For sure. I went through a whole evolution from the simplistic notions of the so-called primitive in the beginning of the book to a much more sophisticated view and a realization of the inadequacy of the word "primitive." The Asmat were materially primitive – no cash economy, no technology – but they're obviously incredibly complex, sophisticated people in a lot of ways.
Were you informed by Michael's mistakes? Did you take your time in this culture because he didn't?
Well no, I was forced to, but even so, that's the point between the first and the second trips. I went fast and as an American, it's my own inclination to go, "OK, we're going to Otsjanep, once we get to Otsjanep, we're gonna see all these people and ask 'em, 'What happened to Michael Rockefeller?'" As an American journalist, the reality is that people tell you incredible things that they shouldn't tell you because they're flattered or whatever. That didn't really work in Asmat and it took me a while to realize that. I went back in a different way the second time, and even then I spent a month there. I could spent years there and I wouldn't understand everything. There are endless layers of complexity.
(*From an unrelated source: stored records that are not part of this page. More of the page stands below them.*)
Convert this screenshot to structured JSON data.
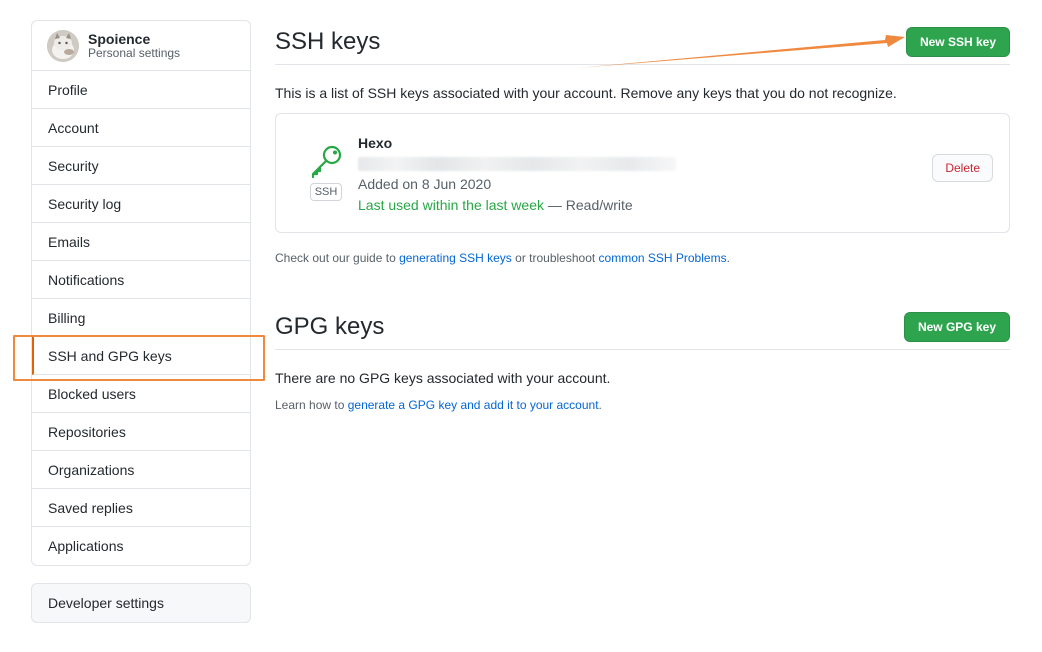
{
  "user": {
    "name": "Spoience",
    "subtitle": "Personal settings"
  },
  "sidebar": {
    "items": [
      {
        "label": "Profile"
      },
      {
        "label": "Account"
      },
      {
        "label": "Security"
      },
      {
        "label": "Security log"
      },
      {
        "label": "Emails"
      },
      {
        "label": "Notifications"
      },
      {
        "label": "Billing"
      },
      {
        "label": "SSH and GPG keys",
        "selected": true
      },
      {
        "label": "Blocked users"
      },
      {
        "label": "Repositories"
      },
      {
        "label": "Organizations"
      },
      {
        "label": "Saved replies"
      },
      {
        "label": "Applications"
      }
    ],
    "developer": "Developer settings"
  },
  "ssh": {
    "title": "SSH keys",
    "new_button": "New SSH key",
    "description": "This is a list of SSH keys associated with your account. Remove any keys that you do not recognize.",
    "key": {
      "icon": "key-icon",
      "badge": "SSH",
      "title": "Hexo",
      "added": "Added on 8 Jun 2020",
      "last_used": "Last used within the last week",
      "access": "— Read/write",
      "delete_label": "Delete"
    },
    "guide_prefix": "Check out our guide to ",
    "guide_link1": "generating SSH keys",
    "guide_middle": " or troubleshoot ",
    "guide_link2": "common SSH Problems",
    "guide_suffix": "."
  },
  "gpg": {
    "title": "GPG keys",
    "new_button": "New GPG key",
    "empty": "There are no GPG keys associated with your account.",
    "learn_prefix": "Learn how to ",
    "learn_link": "generate a GPG key and add it to your account",
    "learn_suffix": "."
  },
  "colors": {
    "accent_green": "#2ea44f",
    "annotation_orange": "#f0883e",
    "link_blue": "#0366d6",
    "danger_red": "#cb2431"
  }
}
While reading the book, I looked into other Westerners' experiences in the Asmat, and I saw a clip of Tobias Schneebaum telling Charlie Rose that he wouldn't have had the access to the information that he had if he hadn't engaged in sex with Asmat men. Do you think that's bullshit?
No, I don't. I think it's a hundred percent true. Tobias Schneebaum went deeper than I ever did, no pun intended. Tobias' journeys in Asmat and the Amazon were extraordinary. Since the book came out, I have been getting letters from missionaries in Asmat and a lot of them don't like Schneebaum. The question of how much homosexuality actually was in Asmat is a valid question: Was there was much as Schneebaum said or was he projecting? But I don't really think it matters, and I don't think he was lying about having sex with them. The male fertility cults and male appropriation of female fertility stuff—semen exchange, etc.—is well documented. I've been reminded [while promoting the book] that we all seek our own vision of the world when we go to places like Asmat. The missionaries see it through one lens, Tobias saw it through a lens, I see it through a lens. Because we stand out so much, we have such little direct access to the culture and we see what we want to see.
How has the feedback on the book been so far?
So far really good. It's my third book and it's had far more impact and traction than anything I've ever written before. The Rockefellers are starting to respond and that's sort of odd. They're having these surrogates write letters because they won't, you know, stoop low enough to respond. They're in total denial: "There's nothing new here, there's no concrete evidence." It's strange to me. I understand their desire for privacy, and the pain that the idea that Michael was killed and eaten causes, but at the same time, it's the truth. There were so many pieces of this story that were so important. The documents [among them from the Catholic church, which sought to suppress any mention of Michael being eaten], many of which have never been seen before, were so important. In the end, I realized through the time I spent in Asmat, understanding their sacred world and the political obligations within the village, ultimately that's what convinced me that they had killed Michael. I don't believe it was a stretch.
The note on which you end the book, regarding knowing about unknowing struck me as wise. Were you disappointed, though, that you couldn't get your hands on hard evidence like Michael's glasses?
I suppose on some level, yeah, it would be great if I had gotten his glasses and could give them to [his surviving twin sister] Mary Rockefeller Morgan. On the other hand, there's something beautiful about a little bit of uncertainty, about some things being so powerful that you don't really talk about them. I'm satisfied with that, too.
Our chat with Carl has ended. Thanks to all who participated.